Poster

What Reward Structure Enables Efficient Sparse-Reward RL? A Proof-of-Concept with Policy-Aware Matrix Completion

Ibne Farabi Shihab ⋅ SANJEDA AKTER ⋅ Anuj Sharma

Abstract

Sparse-reward reinforcement learning typically focuses on exploration, but we ask: can structural assumptions about reward functions themselves accelerate learning? We introduce Policy-Aware Matrix Completion (PAMC), which exploits low-rank structure in reward matrices while correcting for policy-induced sampling bias. PAMC combines three key components: a low-rank plus sparse reward model, inverse propensity weighting to handle Missing-Not-At-Random (MNAR) data, and confidence-gated abstention that falls back to intrinsic exploration when uncertain.
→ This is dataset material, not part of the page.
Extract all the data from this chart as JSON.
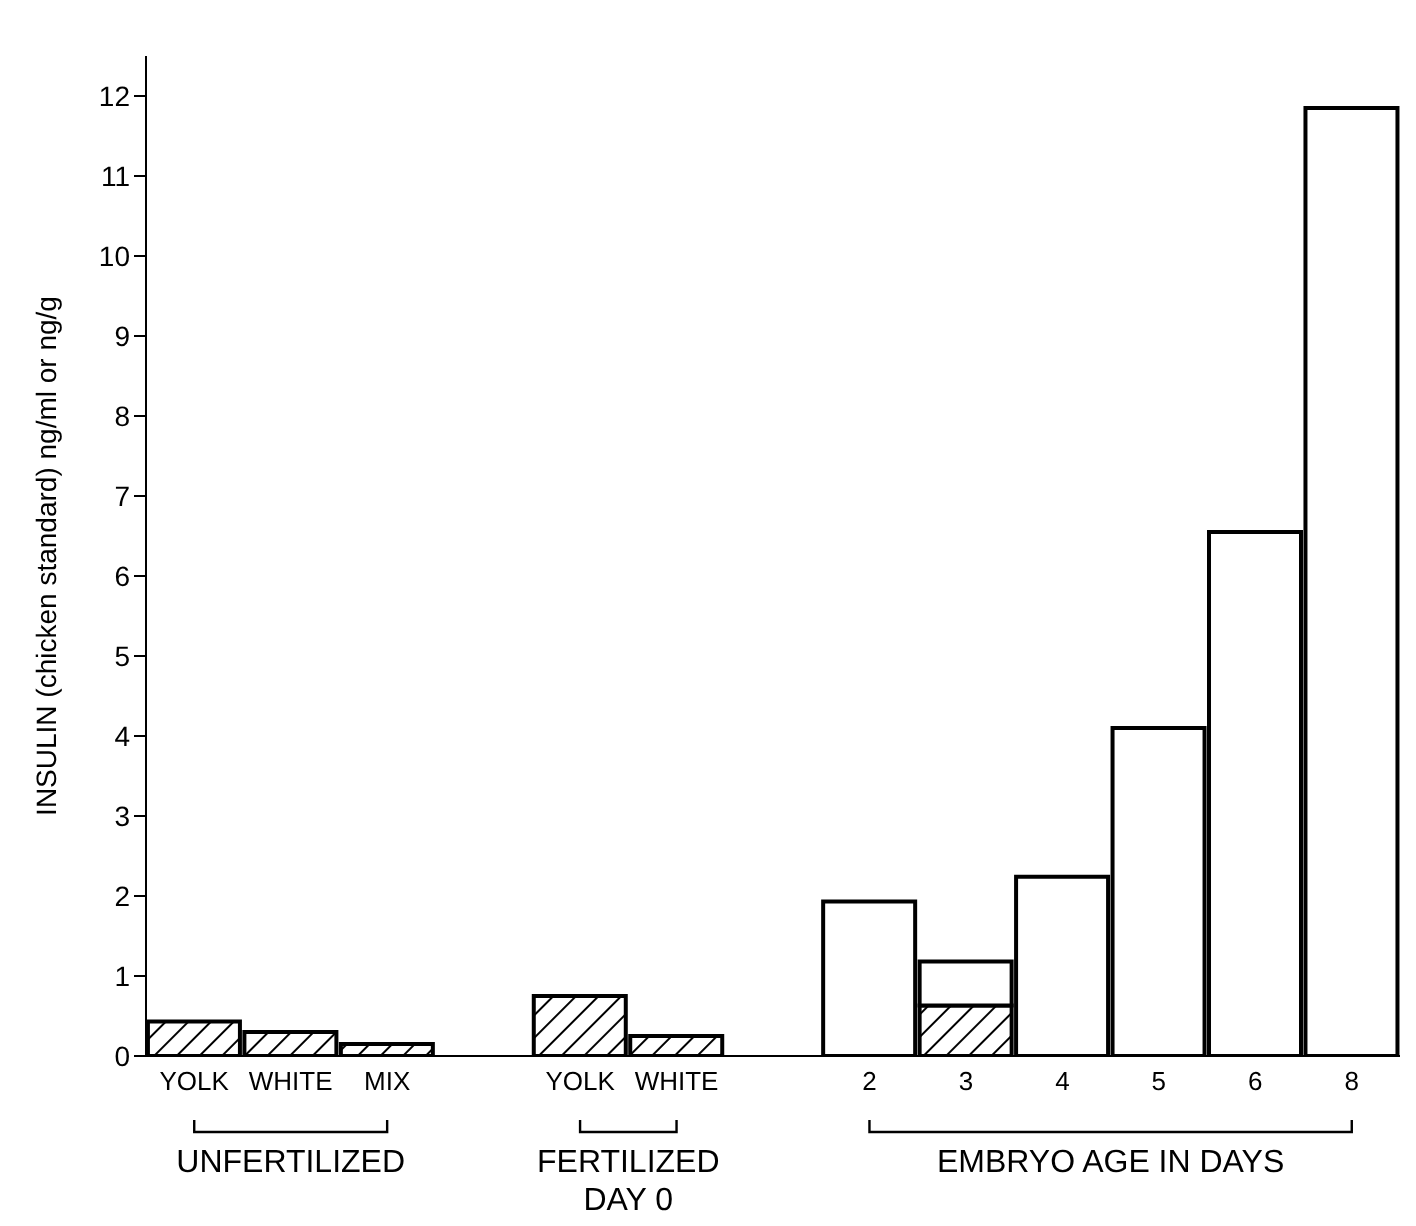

We provide finite-sample theory showing that completion error scales as $O(\sigma\sqrt{r(|\mathcal{S}|+|\mathcal{A}|)/\text{ESS}})$ where ESS is the effective sample size under policy overlap $\kappa$. PAMC achieves strong empirical results at 10M steps (a sample-efficiency comparison): 4100$\pm$250 return vs. 200$\pm$50 for DrQ-v2 on Montezuma's Revenge, 78\% vs. 65\% success rate on MetaWorld-50, and 15\% improvement over CQL on D4RL datasets. The method maintains 8\% computational overhead while providing calibrated confidence intervals (95\% empirical coverage). When structural assumptions are violated, PAMC gracefully degrades through increased abstention rather than catastrophic failure. Our approach demonstrates that reward structure exploitation can complement traditional exploration methods in sparse-reward domains.